To the extent that this demonstration changes prescribing patterns in Medicare, those changes are likely to spillover into other insurance markets, according to Pearson.
“So, if the demonstration results in more prescribing of lower cost drugs, then private plans could also benefit,” she says.
As private plans explore new models to pay for drugs and encourage value-based payments, they should look to the Medicare demonstration for lessons learned, Pearson advises.
“If the demonstration is effective, other payers may seek to replicate CMS’ approach,” she says. “We anticipate a final rule on this topic sometime this summer. There has been broad backlash to the proposal from providers, drug manufacturers, and some patient groups. It is unknown whether CMS will finalize the proposal as currently structured.”
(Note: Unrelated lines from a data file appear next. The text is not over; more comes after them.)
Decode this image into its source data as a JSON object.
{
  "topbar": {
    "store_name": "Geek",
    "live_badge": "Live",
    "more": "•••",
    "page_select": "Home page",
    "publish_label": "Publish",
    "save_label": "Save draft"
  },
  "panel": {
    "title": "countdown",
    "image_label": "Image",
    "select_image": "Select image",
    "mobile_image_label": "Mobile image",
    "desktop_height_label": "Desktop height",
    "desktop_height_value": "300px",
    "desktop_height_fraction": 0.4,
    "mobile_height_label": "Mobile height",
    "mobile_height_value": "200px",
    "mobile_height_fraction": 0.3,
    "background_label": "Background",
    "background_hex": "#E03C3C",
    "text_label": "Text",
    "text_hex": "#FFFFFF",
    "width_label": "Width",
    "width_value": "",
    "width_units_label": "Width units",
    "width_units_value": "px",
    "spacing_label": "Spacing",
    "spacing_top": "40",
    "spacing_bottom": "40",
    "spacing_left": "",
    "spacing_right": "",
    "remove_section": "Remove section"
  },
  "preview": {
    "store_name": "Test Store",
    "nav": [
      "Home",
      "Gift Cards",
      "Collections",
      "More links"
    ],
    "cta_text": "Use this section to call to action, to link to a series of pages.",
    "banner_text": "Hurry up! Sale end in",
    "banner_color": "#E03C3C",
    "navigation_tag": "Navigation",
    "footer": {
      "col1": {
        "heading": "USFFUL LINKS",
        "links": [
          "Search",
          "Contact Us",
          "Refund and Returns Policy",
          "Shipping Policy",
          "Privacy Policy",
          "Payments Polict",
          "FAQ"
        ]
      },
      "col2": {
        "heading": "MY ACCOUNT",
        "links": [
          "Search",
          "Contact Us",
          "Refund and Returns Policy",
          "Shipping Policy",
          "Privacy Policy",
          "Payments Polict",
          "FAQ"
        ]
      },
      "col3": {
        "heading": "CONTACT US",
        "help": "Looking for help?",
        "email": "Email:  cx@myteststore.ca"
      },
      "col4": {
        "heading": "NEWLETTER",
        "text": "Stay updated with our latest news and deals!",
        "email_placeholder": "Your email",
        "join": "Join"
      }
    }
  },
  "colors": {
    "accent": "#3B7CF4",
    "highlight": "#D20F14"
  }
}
Avalere used the calendar year 2014 Medicare Standard Analytic Files (SAF) 5% sample. Researchers included claims for eligible Part B drugs as outlined in CMS’ proposed rule, excluding claims for infused DME drugs and exempt providers. Avalere did not assume changes in drug utilization or prescribing patterns as a result of the payment changes. Impact was assessed across all geographies and did not replicate Medicare’s stratified, randomized assignment of providers across primary care service areas. Findings include the impact of sequestration, both on current Medicare payments (ASP+6%) and on payments that would occur under the proposed rule (ASP+2.5% plus $16.80).